"You must go and look for her," Anne suggested. "She should not be alone."

"Let her father go, or Master Bertie," I answered.

"Her father has gone down the river--to Arnheim, I expect; and Master Bertie is fishing in a boat somewhere. It will take time to find him. Why cannot you go? If she has crossed the footbridge she will not be far away."

She seemed so anxious as she spoke for the Dutch girl's safety, that she infected me with her fears, and I let myself be persuaded. After all there might be danger, and I did not see what else was to be done. Indeed, Mistress Anne did not leave me until she had seen me clear of the orchard and half across the meadows toward the footbridge. "Mind you bring her back," she cried after me. "Do not let her come alone!" And those were her last words.

After we had separated I did think for a moment that it was a pity I had not asked her to come with me. But the thought occurred too late, and I strode on toward the head of the bridge, resolving that, as soon as I had sighted Dymphna, I would keep away from her and content myself with watching over her from a distance. As I passed by the little cluster of cottages on the landward side of the island, I glanced sharply about me, for I thought it not unlikely that Master Van Tree might be lurking in the neighborhood. But I saw nothing either of her or him. All was quiet, the air full of spring sunshine and warmth and hope and the blossoms of fruit trees; and with an indefinable pleasure, a feeling of escape from control and restraint, I crossed the long footbridge, and set foot, almost for the first time since our arrival--for at Master Lindstrom's desire we had kept very close--on the river bank.
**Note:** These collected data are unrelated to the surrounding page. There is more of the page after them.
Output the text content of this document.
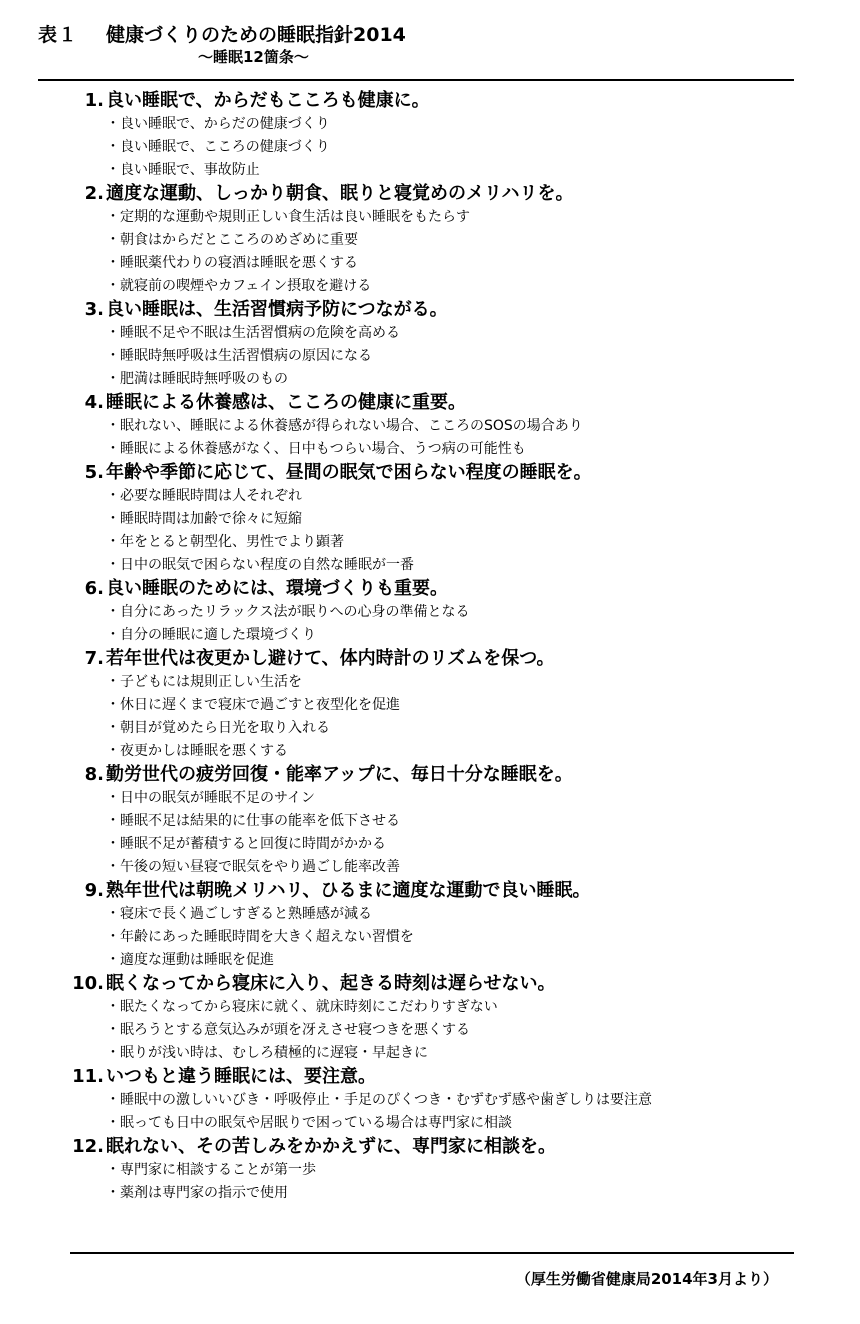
表１ 健康づくりのための睡眠指針2014
～睡眠12箇条～
1. 良い睡眠で、からだもこころも健康に。
・ 良い睡眠で、からだの健康づくり
・ 良い睡眠で、こころの健康づくり
・ 良い睡眠で、事故防止
2. 適度な運動、しっかり朝食、眠りと寝覚めのメリハリを。
・ 定期的な運動や規則正しい食生活は良い睡眠をもたらす
・ 朝食はからだとこころのめざめに重要
・ 睡眠薬代わりの寝酒は睡眠を悪くする
・ 就寝前の喫煙やカフェイン摂取を避ける
3. 良い睡眠は、生活習慣病予防につながる。
・ 睡眠不足や不眠は生活習慣病の危険を高める
・ 睡眠時無呼吸は生活習慣病の原因になる
・ 肥満は睡眠時無呼吸のもの
4. 睡眠による休養感は、こころの健康に重要。
・ 眠れない、睡眠による休養感が得られない場合、こころのSOSの場合あり
・ 睡眠による休養感がなく、日中もつらい場合、うつ病の可能性も
5. 年齢や季節に応じて、昼間の眠気で困らない程度の睡眠を。
・ 必要な睡眠時間は人それぞれ
・ 睡眠時間は加齢で徐々に短縮
・ 年をとると朝型化、男性でより顕著
・ 日中の眠気で困らない程度の自然な睡眠が一番
6. 良い睡眠のためには、環境づくりも重要。
・ 自分にあったリラックス法が眠りへの心身の準備となる
・ 自分の睡眠に適した環境づくり
7. 若年世代は夜更かし避けて、体内時計のリズムを保つ。
・ 子どもには規則正しい生活を
・ 休日に遅くまで寝床で過ごすと夜型化を促進
・ 朝目が覚めたら日光を取り入れる
・ 夜更かしは睡眠を悪くする
8. 勤労世代の疲労回復・能率アップに、毎日十分な睡眠を。
・ 日中の眠気が睡眠不足のサイン
・ 睡眠不足は結果的に仕事の能率を低下させる
・ 睡眠不足が蓄積すると回復に時間がかかる
・ 午後の短い昼寝で眠気をやり過ごし能率改善
9. 熟年世代は朝晩メリハリ、ひるまに適度な運動で良い睡眠。
・ 寝床で長く過ごしすぎると熟睡感が減る
・ 年齢にあった睡眠時間を大きく超えない習慣を
・ 適度な運動は睡眠を促進
10. 眠くなってから寝床に入り、起きる時刻は遅らせない。
・ 眠たくなってから寝床に就く、就床時刻にこだわりすぎない
・ 眠ろうとする意気込みが頭を冴えさせ寝つきを悪くする
・ 眠りが浅い時は、むしろ積極的に遅寝・早起きに
11. いつもと違う睡眠には、要注意。
・ 睡眠中の激しいいびき・呼吸停止・手足のぴくつき・むずむず感や歯ぎしりは要注意
・ 眠っても日中の眠気や居眠りで困っている場合は専門家に相談
12. 眠れない、その苦しみをかかえずに、専門家に相談を。
・ 専門家に相談することが第一歩
・ 薬剤は専門家の指示で使用
（厚生労働省健康局2014年3月より）
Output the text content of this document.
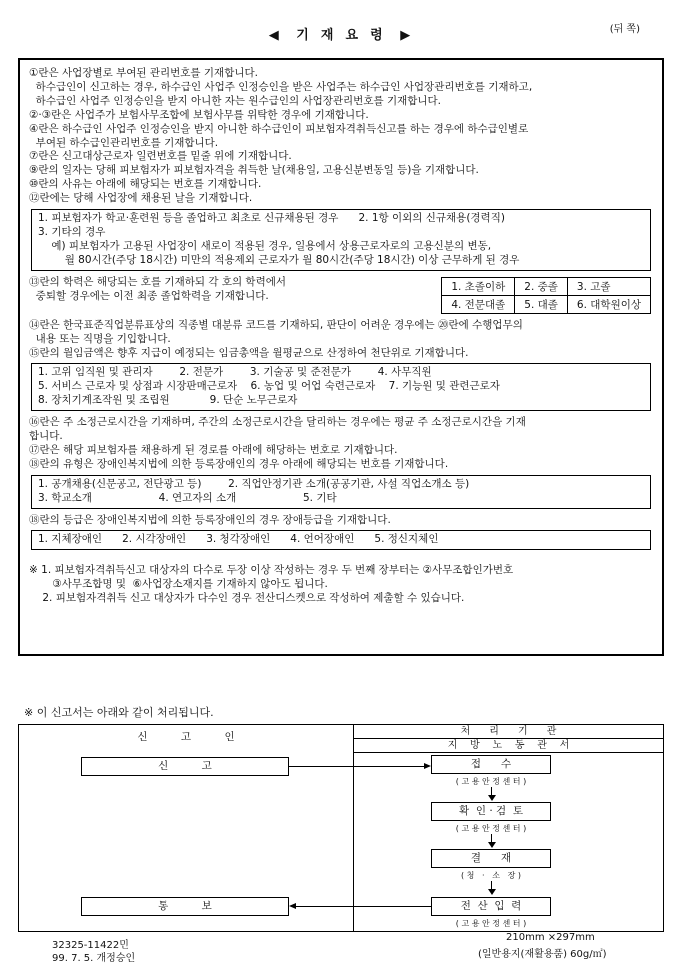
◀   기  재  요  령   ▶	(뒤 쪽)
①란은 사업장별로 부여된 관리번호를 기재합니다.
하수급인이 신고하는 경우, 하수급인 사업주 인정승인을 받은 사업주는 하수급인 사업장관리번호를 기재하고,
하수급인 사업주 인정승인을 받지 아니한 자는 원수급인의 사업장관리번호를 기재합니다.
②·③란은 사업주가 보험사무조합에 보험사무를 위탁한 경우에 기재합니다.
④란은 하수급인 사업주 인정승인을 받지 아니한 하수급인이 피보험자격취득신고를 하는 경우에 하수급인별로
부여된 하수급인관리번호를 기재합니다.
⑦란은 신고대상근로자 일련번호를 밑줄 위에 기재합니다.
⑨란의 일자는 당해 피보험자가 피보험자격을 취득한 날(채용일, 고용신분변동일 등)을 기재합니다.
⑩란의 사유는 아래에 해당되는 번호를 기재합니다.
⑫란에는 당해 사업장에 채용된 날을 기재합니다.
1. 피보험자가 학교·훈련원 등을 졸업하고 최초로 신규채용된 경우      2. 1항 이외의 신규채용(경력직)
3. 기타의 경우
예) 피보험자가 고용된 사업장이 새로이 적용된 경우, 일용에서 상용근로자로의 고용신분의 변동,
월 80시간(주당 18시간) 미만의 적용제외 근로자가 월 80시간(주당 18시간) 이상 근무하게 된 경우
⑬란의 학력은 해당되는 호를 기재하되 각 호의 학력에서
중퇴할 경우에는 이전 최종 졸업학력을 기재합니다.
1. 초졸이하	2. 중졸	3. 고졸
4. 전문대졸	5. 대졸	6. 대학원이상
⑭란은 한국표준직업분류표상의 직종별 대분류 코드를 기재하되, 판단이 어려운 경우에는 ⑳란에 수행업무의
내용 또는 직명을 기입합니다.
⑮란의 월임금액은 향후 지급이 예정되는 임금총액을 월평균으로 산정하여 천단위로 기재합니다.
1. 고위 임직원 및 관리자        2. 전문가        3. 기술공 및 준전문가        4. 사무직원
5. 서비스 근로자 및 상점과 시장판매근로자    6. 농업 및 어업 숙련근로자    7. 기능원 및 관련근로자
8. 장치기계조작원 및 조립원            9. 단순 노무근로자
⑯란은 주 소정근로시간을 기재하며, 주간의 소정근로시간을 달리하는 경우에는 평균 주 소정근로시간을 기재
합니다.
⑰란은 해당 피보험자를 채용하게 된 경로를 아래에 해당하는 번호로 기재합니다.
⑱란의 유형은 장애인복지법에 의한 등록장애인의 경우 아래에 해당되는 번호를 기재합니다.
1. 공개채용(신문공고, 전단광고 등)        2. 직업안정기관 소개(공공기관, 사설 직업소개소 등)
3. 학교소개                    4. 연고자의 소개                    5. 기타
⑱란의 등급은 장애인복지법에 의한 등록장애인의 경우 장애등급을 기재합니다.
1. 지체장애인      2. 시각장애인      3. 청각장애인      4. 언어장애인      5. 정신지체인
※ 1. 피보험자격취득신고 대상자의 다수로 두장 이상 작성하는 경우 두 번째 장부터는 ②사무조합인가번호
③사무조합명 및  ⑥사업장소재지를 기재하지 않아도 됩니다.
2. 피보험자격취득 신고 대상자가 다수인 경우 전산디스켓으로 작성하여 제출할 수 있습니다.
※ 이 신고서는 아래와 같이 처리됩니다.
신          고          인	처      리      기      관
지    방    노    동    관    서
신          고
통          보
접      수
( 고 용 안 정 센 터 )
확  인 · 검  토
( 고 용 안 정 센 터 )
결      재
( 청   ·   소   장 )
전  산  입  력
( 고 용 안 정 센 터 )
32325-11422민
99. 7. 5. 개정승인
210mm ×297mm
(일반용지(재활용품) 60g/㎡)
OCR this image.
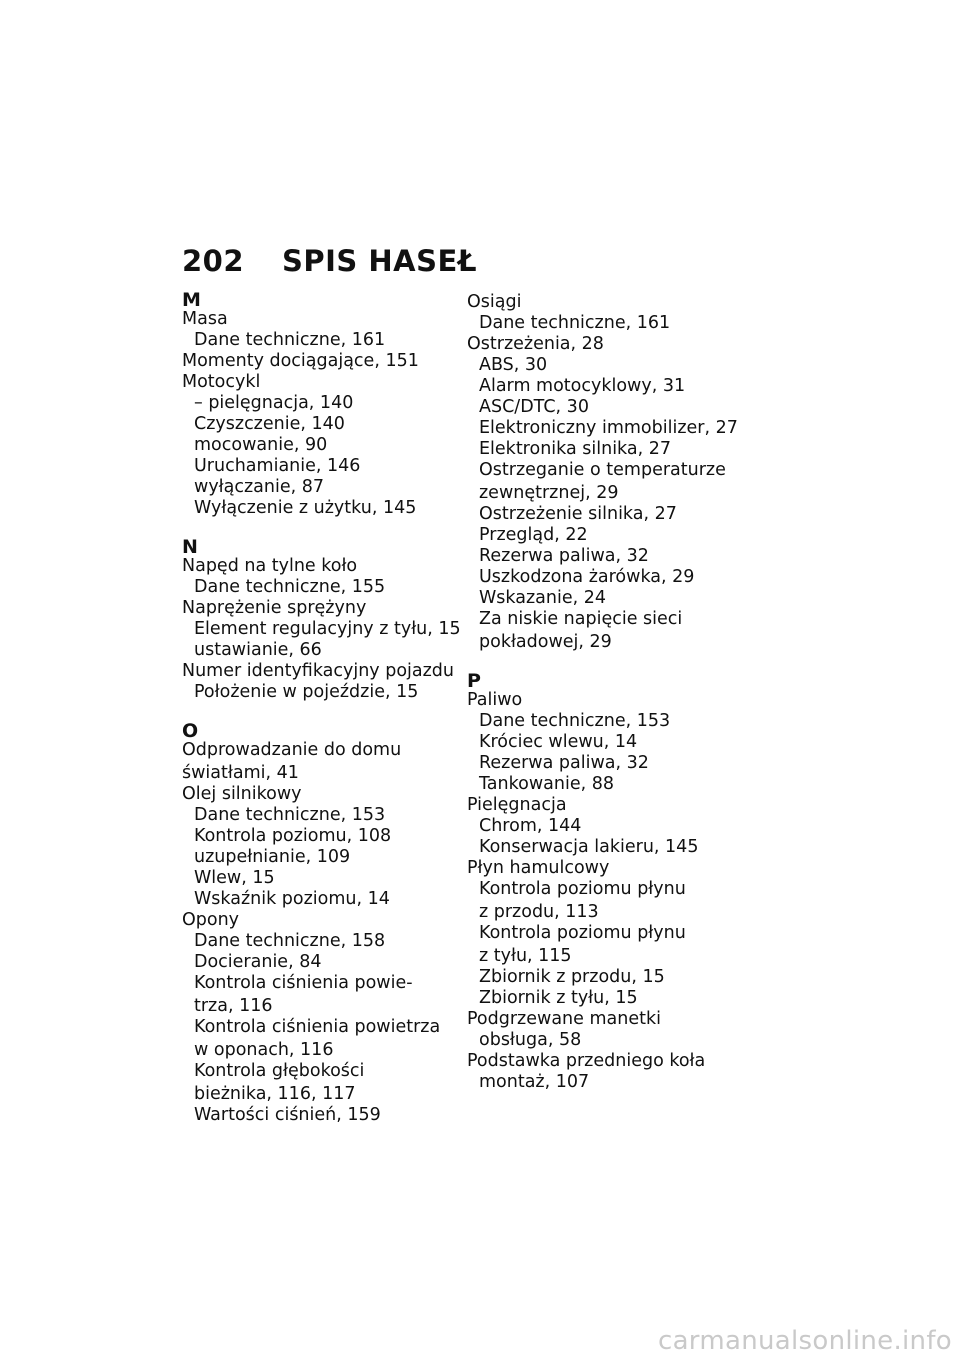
202 SPIS HASEŁ
M
Masa
Dane techniczne, 161
Momenty dociągające, 151
Motocykl
– pielęgnacja, 140
Czyszczenie, 140
mocowanie, 90
Uruchamianie, 146
wyłączanie, 87
Wyłączenie z użytku, 145
N
Napęd na tylne koło
Dane techniczne, 155
Naprężenie sprężyny
Element regulacyjny z tyłu, 15
ustawianie, 66
Numer identyfikacyjny pojazdu
Położenie w pojeździe, 15
O
Odprowadzanie do domu
światłami, 41
Olej silnikowy
Dane techniczne, 153
Kontrola poziomu, 108
uzupełnianie, 109
Wlew, 15
Wskaźnik poziomu, 14
Opony
Dane techniczne, 158
Docieranie, 84
Kontrola ciśnienia powie-
trza, 116
Kontrola ciśnienia powietrza
w oponach, 116
Kontrola głębokości
bieżnika, 116, 117
Wartości ciśnień, 159
Osiągi
Dane techniczne, 161
Ostrzeżenia, 28
ABS, 30
Alarm motocyklowy, 31
ASC/DTC, 30
Elektroniczny immobilizer, 27
Elektronika silnika, 27
Ostrzeganie o temperaturze
zewnętrznej, 29
Ostrzeżenie silnika, 27
Przegląd, 22
Rezerwa paliwa, 32
Uszkodzona żarówka, 29
Wskazanie, 24
Za niskie napięcie sieci
pokładowej, 29
P
Paliwo
Dane techniczne, 153
Króciec wlewu, 14
Rezerwa paliwa, 32
Tankowanie, 88
Pielęgnacja
Chrom, 144
Konserwacja lakieru, 145
Płyn hamulcowy
Kontrola poziomu płynu
z przodu, 113
Kontrola poziomu płynu
z tyłu, 115
Zbiornik z przodu, 15
Zbiornik z tyłu, 15
Podgrzewane manetki
obsługa, 58
Podstawka przedniego koła
montaż, 107
carmanualsonline.info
To the right a fair road or causeway along the waterside led to Arnheim. At the point where I stood, this road on its way from the city took a turn at right angles, running straight away from the river to avoid a wide track of swamp and mere which lay on my left--a quaking marsh many miles round, overgrown with tall rushes and sedges, which formed the head of the bay in which our island lay. I looked up the long, straight road to Arnheim, and saw only a group of travelers moving slowly along it, their backs toward me. The road before me was bare of passengers. Where, then, was Dymphna, if she had crossed the bridge? In the last resort I scanned the green expanse of rushes and willows, which stretched, with intervals of open water, as far as the eye could reach on my left. It was all rustling and shimmering in the light breeze, but my eye picked out one or two raised dykes which penetrated it here and there, and served at once as pathways to islets in the mere and as breastworks against further encroachments of the river. Presently, on one of these, of which the course was fairly defined by a line of willows, I made out the flutter of a woman's hood. And I remembered that the day before I had heard Dymphna express a wish to go to the marsh for some herb which grew there.

"Right!" I said, seating myself with much satisfaction on the last post of the bridge. "She is safe enough there! And I will go no nearer. It is only on the road she is likely to be in danger from our Spanish gallants!"

My eyes, released from duty, wandered idly over the landscape for a while, but presently returned to the dyke across the mere. I could not now see Dymphna. The willows hid her, and I waited for her to reappear. She did not, but some one else did; for by and by, on the same path and crossing an interval between the willows, there came into sight a man's form.

"Ho! ho!" I said, following it with my eyes. "So I may go home! Master Van Tree is on the track. And now I hope they will make it up!" I added pettishly.

Another second and I started up with a low cry. The sunlight had caught a part of the man's dress, a shining something which flashed back a point of intense light. The something I guessed at once was a corselet, and it needed scarce another thought to apprise me that Dymphna's follower was not Van Tree at all, but a Spanish soldier!